In practice, how should companies respond to employee requests?

A request for access to personal data is in no way automatic; on the contrary, it must be the subject of a process of reflection by the employer that is designed to identify and preserve, as far as possible, the various interests involved. This is the position of the French courts in particular, for whom the right of access under Article 15 of the GDPR "must be considered in relation to its function in society and weighed against other fundamental rights in accordance with the principle of proportionality". 8

The approach should be a case-by-case analysis, based on the answers to a number of questions:

  • does the data requested constitute information directly relating to the data subject who is thus identified or identifiable by virtue of characteristics specific to him or her?
  • has the data been collected in advance?
  • does access to the data concerned allow fundamental rights and freedoms to be protected, and in particular the data subject's right to privacy?
  • does this information allow exercise of the rights conferred by the GDPR (rectification, deletion, objection)?

If the answers to these questions are positive, the employer will still have to choose the medium for communicating this data and check that communicating it does not have a negative impact on the rights of third parties. If this is the case, the employer will have to evaluate which measures will have to be implemented to limit the impact of disclosure on third parties whilst ensuring that the personal data that is clearly accessible under the GDPR is promptly and fully disclosed 9.

In practice, the employer may choose to provide, for example, a redacted document or spreadsheet containing the data subject's personal data, omitting certain metadata (in particular the name and email address of the sender of an email dealing with the data subject's situation).

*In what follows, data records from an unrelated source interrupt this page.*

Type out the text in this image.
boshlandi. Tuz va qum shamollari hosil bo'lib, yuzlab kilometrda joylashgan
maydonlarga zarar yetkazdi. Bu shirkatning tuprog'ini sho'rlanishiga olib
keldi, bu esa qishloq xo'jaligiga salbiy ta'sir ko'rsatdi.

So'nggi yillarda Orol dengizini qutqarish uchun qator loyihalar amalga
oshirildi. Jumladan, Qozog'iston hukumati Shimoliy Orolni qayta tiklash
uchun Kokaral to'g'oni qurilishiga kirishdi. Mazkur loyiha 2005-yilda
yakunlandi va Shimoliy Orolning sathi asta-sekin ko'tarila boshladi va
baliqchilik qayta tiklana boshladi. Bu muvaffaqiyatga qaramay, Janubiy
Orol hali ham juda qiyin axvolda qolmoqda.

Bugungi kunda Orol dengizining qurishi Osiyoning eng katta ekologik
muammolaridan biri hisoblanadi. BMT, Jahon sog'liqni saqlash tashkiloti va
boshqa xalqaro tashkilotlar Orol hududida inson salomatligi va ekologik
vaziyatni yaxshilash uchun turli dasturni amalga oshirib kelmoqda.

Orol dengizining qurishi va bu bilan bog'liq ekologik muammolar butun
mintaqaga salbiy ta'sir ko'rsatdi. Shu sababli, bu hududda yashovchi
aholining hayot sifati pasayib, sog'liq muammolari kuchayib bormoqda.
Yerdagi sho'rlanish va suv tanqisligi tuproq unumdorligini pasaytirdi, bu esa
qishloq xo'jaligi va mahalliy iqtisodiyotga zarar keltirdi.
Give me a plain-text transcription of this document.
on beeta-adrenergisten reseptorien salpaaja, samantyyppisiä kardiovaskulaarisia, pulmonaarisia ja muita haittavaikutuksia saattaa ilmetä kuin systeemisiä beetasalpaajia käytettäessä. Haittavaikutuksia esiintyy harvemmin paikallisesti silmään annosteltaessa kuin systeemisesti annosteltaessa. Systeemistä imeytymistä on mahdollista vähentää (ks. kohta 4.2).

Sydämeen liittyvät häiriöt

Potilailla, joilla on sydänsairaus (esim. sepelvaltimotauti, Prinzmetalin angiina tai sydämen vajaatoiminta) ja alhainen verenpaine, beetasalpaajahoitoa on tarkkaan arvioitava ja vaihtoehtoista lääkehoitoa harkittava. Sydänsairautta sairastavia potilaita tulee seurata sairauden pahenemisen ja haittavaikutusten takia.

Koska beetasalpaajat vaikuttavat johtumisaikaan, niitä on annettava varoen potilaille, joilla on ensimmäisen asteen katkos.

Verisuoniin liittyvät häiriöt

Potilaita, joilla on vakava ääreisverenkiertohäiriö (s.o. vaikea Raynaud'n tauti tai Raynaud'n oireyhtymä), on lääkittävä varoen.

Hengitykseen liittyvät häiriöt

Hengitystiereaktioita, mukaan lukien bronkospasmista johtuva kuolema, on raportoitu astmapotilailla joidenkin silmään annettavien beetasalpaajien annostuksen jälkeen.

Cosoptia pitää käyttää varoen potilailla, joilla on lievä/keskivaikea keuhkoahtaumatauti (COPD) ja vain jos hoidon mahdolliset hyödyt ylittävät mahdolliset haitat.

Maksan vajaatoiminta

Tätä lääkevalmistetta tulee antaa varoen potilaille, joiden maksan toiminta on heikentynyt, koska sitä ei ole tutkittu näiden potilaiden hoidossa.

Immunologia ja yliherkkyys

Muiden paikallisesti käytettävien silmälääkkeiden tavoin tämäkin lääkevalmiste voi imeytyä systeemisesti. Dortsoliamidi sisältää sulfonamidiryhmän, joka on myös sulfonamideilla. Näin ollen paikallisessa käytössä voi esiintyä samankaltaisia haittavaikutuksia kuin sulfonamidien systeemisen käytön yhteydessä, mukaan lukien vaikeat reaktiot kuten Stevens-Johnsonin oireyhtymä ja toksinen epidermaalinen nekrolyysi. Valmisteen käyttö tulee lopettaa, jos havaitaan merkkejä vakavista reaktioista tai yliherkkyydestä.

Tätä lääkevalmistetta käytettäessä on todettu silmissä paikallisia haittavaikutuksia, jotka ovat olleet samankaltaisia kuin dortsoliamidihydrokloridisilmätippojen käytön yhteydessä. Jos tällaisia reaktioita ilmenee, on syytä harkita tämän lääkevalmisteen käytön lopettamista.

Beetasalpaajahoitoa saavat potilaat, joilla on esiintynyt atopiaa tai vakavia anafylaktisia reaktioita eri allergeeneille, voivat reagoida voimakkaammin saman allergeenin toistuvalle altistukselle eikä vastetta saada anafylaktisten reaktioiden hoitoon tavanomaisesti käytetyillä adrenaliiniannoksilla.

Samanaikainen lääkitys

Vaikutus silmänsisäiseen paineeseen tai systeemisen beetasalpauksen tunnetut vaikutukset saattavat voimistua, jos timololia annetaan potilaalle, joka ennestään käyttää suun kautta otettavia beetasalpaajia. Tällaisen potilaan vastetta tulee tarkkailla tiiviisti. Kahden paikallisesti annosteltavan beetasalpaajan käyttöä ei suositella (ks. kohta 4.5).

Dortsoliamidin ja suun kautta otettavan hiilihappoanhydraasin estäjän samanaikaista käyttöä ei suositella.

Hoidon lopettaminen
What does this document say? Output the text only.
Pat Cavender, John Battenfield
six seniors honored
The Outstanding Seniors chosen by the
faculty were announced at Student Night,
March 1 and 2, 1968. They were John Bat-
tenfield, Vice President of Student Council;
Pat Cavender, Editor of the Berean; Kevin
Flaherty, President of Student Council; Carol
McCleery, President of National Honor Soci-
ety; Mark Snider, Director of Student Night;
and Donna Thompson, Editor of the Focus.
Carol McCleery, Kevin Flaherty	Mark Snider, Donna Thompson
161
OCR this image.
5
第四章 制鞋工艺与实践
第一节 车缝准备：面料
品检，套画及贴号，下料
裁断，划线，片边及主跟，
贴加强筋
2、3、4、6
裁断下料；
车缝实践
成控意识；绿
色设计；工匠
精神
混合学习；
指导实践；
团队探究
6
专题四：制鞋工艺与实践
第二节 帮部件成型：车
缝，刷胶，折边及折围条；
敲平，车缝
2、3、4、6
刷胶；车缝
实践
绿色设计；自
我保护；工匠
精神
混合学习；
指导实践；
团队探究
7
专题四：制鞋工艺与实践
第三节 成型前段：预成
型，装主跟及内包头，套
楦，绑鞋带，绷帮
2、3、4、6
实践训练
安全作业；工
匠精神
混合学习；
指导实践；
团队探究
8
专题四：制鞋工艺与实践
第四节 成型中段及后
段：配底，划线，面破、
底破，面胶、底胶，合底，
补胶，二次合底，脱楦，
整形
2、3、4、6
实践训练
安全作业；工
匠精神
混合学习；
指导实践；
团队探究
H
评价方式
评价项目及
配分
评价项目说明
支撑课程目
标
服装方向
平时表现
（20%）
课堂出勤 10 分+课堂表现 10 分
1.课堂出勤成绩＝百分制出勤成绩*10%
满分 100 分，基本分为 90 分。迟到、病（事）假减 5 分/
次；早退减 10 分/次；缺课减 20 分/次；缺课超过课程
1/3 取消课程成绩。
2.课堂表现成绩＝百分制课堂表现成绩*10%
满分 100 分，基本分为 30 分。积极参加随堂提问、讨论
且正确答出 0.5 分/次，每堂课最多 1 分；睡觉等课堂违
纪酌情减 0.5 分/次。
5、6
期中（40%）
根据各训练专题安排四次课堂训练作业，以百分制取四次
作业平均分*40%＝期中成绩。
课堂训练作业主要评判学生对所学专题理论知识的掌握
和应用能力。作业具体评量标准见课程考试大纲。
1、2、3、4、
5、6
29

Finally, if the employer determines that it is justified in rejecting access to the personal data requested, or any part of it, it must justify its decision in writing to the employee10.

Footnotes

1. Article 1er, paragraph 2, of the GDPR, which states that "This Regulation protects fundamental rights and freedoms of natural persons and in particular their right to the protection of personal data". This objective of protecting fundamental rights and freedoms as well as the right to privacy was reiterated by the Article 29 Data Protection Working Party in its opinion 04/2007 on Directive 95/46/EC, which was succeeded by the GDPR, in the following terms: "to protect the fundamental rights and freedoms of natural persons and in particular their right to privacy, with regard to the processing of personal data". "These rules were therefore designed to apply to situations where the rights of individuals could be at risk and hence in need of protection".

2. CJEU 17 July 2014, C-141/12 and C-372/12 YS v Minister voor Immigratie, Integratie en Asiel and Minister voor Immingratie, Integratie en Asiel v M and S.

3. GDPR, Recital 63 and European Charter of Fundamental Rights, Article 8, §2

4. CNIL (French Data Protection Authority), Note of 5 January 2022 and CJEU, May 4, 2023, C-487/21 österreichische Datenschutzbehörde and CRIF; EDPB Guidelines 01/2022 on data subject rights - Right of access, v. 2.0, op. cit. p. 48, §152

5. GDPR, article 15, 4.

6. ECHR, art. 8 and Charter of Fundamental Rights, art. 7

7. EDPB Guidelines 01/2022 on data subject rights - Right of access, v. 2.0, op. cit. p. 53, §170

8. Grenoble Court of Appeal 9 May 2023, no. 22/03064

9. EDPB Guidelines 01/2022 on data subject rights - Right of access, v. 2.0, op. cit. p. 5.

10. GDPR, article 12, paragraph 4

The content of this article is intended to provide a general guide to the subject matter. Specialist advice should be sought about your specific circumstances.